Number of rounds

[tuanl]

You play a game with a opponent. The game consists of the number of rounds, dcided before the game starts. In each round, your probability of winning is 0.45 and the opponent's probability of winning is 0.55. A player gets 1 point after winning each round. Who has more points afer finishing all the rounds is the winner of the entire game. If both players end with the same number of points, result is considered to draw. If you have a position of determining the number of rounds. Then how many rounds should you chose to maximize your chance of being winner?

PS: I tried using Wolfram Alpha to find the value of N to obtain the maximum value of \(sum_{n=floor{N/2}+1}^{N} (0.45)^n*(0.55)^{N-n}* \binom {N}{n}\), but Wolfram failed.
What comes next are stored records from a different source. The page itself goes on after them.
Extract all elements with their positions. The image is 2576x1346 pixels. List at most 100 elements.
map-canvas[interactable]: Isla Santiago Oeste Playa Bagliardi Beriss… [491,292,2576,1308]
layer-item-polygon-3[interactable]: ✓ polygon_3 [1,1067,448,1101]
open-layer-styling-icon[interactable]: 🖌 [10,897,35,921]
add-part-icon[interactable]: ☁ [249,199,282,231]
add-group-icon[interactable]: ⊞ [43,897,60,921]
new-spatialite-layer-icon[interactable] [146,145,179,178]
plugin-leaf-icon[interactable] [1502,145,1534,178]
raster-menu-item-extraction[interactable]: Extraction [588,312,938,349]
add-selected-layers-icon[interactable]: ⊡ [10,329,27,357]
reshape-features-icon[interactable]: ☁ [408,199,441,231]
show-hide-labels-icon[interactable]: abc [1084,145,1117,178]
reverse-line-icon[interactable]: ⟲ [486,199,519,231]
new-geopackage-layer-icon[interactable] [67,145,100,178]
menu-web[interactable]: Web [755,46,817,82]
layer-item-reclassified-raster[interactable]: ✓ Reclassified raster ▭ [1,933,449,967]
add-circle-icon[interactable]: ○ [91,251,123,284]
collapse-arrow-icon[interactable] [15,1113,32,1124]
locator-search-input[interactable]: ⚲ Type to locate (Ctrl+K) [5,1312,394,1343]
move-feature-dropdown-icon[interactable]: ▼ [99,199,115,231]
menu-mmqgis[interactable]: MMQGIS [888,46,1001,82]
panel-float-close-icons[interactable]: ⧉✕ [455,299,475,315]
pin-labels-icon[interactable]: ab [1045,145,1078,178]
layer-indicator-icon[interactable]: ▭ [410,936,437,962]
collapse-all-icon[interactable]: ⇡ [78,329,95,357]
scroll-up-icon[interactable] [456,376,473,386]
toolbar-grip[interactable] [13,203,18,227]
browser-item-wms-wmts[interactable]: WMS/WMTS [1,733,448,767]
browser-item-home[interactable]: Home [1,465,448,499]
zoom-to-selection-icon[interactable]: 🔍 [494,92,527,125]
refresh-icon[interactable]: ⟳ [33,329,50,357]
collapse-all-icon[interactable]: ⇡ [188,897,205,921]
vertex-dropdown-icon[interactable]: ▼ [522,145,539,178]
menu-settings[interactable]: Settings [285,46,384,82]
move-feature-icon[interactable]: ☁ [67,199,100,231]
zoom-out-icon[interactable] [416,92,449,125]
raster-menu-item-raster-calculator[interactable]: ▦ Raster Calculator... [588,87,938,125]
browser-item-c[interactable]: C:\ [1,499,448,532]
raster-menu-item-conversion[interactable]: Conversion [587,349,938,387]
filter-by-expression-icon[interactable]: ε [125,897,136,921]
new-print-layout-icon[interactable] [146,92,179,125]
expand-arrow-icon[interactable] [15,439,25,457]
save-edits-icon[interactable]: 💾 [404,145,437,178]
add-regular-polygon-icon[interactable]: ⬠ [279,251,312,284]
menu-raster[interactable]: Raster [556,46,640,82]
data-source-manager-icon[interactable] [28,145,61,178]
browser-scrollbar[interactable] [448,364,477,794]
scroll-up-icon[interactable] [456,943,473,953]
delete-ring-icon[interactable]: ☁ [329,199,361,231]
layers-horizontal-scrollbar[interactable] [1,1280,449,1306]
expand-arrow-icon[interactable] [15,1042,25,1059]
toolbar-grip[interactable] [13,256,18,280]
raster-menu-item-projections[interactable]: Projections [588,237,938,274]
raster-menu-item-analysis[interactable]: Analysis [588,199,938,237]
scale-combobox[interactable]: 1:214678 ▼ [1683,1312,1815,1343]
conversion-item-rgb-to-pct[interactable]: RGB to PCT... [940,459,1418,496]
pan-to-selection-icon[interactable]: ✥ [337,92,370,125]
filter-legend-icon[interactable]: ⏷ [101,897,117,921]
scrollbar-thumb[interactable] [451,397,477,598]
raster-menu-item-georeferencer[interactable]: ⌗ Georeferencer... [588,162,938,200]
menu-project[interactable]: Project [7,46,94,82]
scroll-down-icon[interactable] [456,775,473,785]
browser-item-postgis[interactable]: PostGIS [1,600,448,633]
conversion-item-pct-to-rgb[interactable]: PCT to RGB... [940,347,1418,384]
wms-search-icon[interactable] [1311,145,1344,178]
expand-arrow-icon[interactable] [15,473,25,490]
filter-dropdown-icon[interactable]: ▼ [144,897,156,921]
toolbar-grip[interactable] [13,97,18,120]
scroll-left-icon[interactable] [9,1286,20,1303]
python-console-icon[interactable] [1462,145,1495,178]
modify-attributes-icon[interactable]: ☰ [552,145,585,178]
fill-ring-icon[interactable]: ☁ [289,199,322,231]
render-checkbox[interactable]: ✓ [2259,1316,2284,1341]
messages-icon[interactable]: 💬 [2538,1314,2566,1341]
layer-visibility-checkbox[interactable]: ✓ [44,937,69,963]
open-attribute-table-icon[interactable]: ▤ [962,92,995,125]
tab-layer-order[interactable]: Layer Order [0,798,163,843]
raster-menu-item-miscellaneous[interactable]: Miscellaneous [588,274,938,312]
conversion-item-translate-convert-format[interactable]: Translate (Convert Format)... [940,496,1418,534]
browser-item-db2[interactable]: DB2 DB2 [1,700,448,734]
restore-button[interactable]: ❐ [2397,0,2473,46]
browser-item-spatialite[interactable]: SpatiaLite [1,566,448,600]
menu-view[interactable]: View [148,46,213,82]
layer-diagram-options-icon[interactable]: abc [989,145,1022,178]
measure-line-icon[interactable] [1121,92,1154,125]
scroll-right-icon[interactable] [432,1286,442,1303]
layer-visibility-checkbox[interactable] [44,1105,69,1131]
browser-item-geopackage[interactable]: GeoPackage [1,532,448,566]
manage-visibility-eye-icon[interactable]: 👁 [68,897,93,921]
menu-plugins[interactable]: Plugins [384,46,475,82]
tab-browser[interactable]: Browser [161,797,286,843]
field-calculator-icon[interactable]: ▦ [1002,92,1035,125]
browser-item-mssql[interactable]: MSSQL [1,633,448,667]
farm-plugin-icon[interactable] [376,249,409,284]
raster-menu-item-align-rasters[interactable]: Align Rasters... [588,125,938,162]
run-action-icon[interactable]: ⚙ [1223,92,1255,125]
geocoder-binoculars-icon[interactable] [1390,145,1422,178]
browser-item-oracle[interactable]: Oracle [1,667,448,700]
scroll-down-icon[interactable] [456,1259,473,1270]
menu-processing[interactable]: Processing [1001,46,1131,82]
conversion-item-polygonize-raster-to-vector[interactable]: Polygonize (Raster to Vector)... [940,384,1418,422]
By brute-forcing using Excel for N up to 16, I think N=1 gives the maximum chance, which surprises me.

 

[DieterD]

Seems pretty intuitive to me. Since you're the underdog, you want to play as few rounds as possible. Similar to say playing roulette, the more often you play, the more likely you are to lose.

 

[pruse]

For \(n\) odd, you either win the last round, and you've come out at least even in the previous \(n-1\) rounds, or you lose the last round but you've come out on top in the previous \(n-1\):
\( P_n = 0.55P_{n-1}+0.45 \large( P_{n-1}+\binom{n-1}{\frac{n-1}{2}}0.45^{\frac{n-1}{2}}0.55^{\frac{n-1}{2}}\large)=P_{n-1}+\binom{n-1}{\frac{n-1}{2}}0.45^{\frac{n+1}{2}}0.55^{\frac{n-1}{2}} \)

For \(n\) even, you either win the last round and you've also won the \(n-1\) rounds before, or you lose the last round and in the previous \(n-1\) rounds you're up by at least 2 rounds:

\( P_n = 0.45P_{n-1}+0.55\large( P_{n-1}-\binom{n-1}{\frac{n}{2}}0.45^{\frac{n}{2}}0.55^{\frac{n-2}{2}}\large)=P_{n-1}-\binom{n-1}{\frac{n}{2}}0.45^{\frac{n}{2}}0.55^{\frac{n}{2}} \)

So you only have to check if your decrease from odd to even is less than your increase from even to odd. This shouldn't be hard.

 

[tuanl]

So you only have to check if your decrease from odd to even is less than your increase from even to odd. This shouldn't be hard.

Nice recursion! Yes, it's not hard on this part Did you get 1 as the result too?

 

[pruse]

Ha, are you serious? You were looking for a rigorous solution, and I set you up for one; the rest of it should be right-quick...

We have to check the ratio of \(\binom{2k}{k}0.45^{k+1}0.55^{k}\) to \(\binom{2k-1}{k}0.45^k0.55^k\), which is easily computed as \(2\cdot 0.45 = 0.9<1\). This shows that your probability decreases from an odd number of rounds, \(2k-1\) to an even number of rounds \(2k\), more than it increases from \(2k\) to \(2k+1\), confirming your conclusion that 1 is the number of rounds that optimizes your probability.

The lesson? If you want to verify an inequality, checking increments between successive terms can sometimes be more tractable than dealing with formulas that don't have closed forms.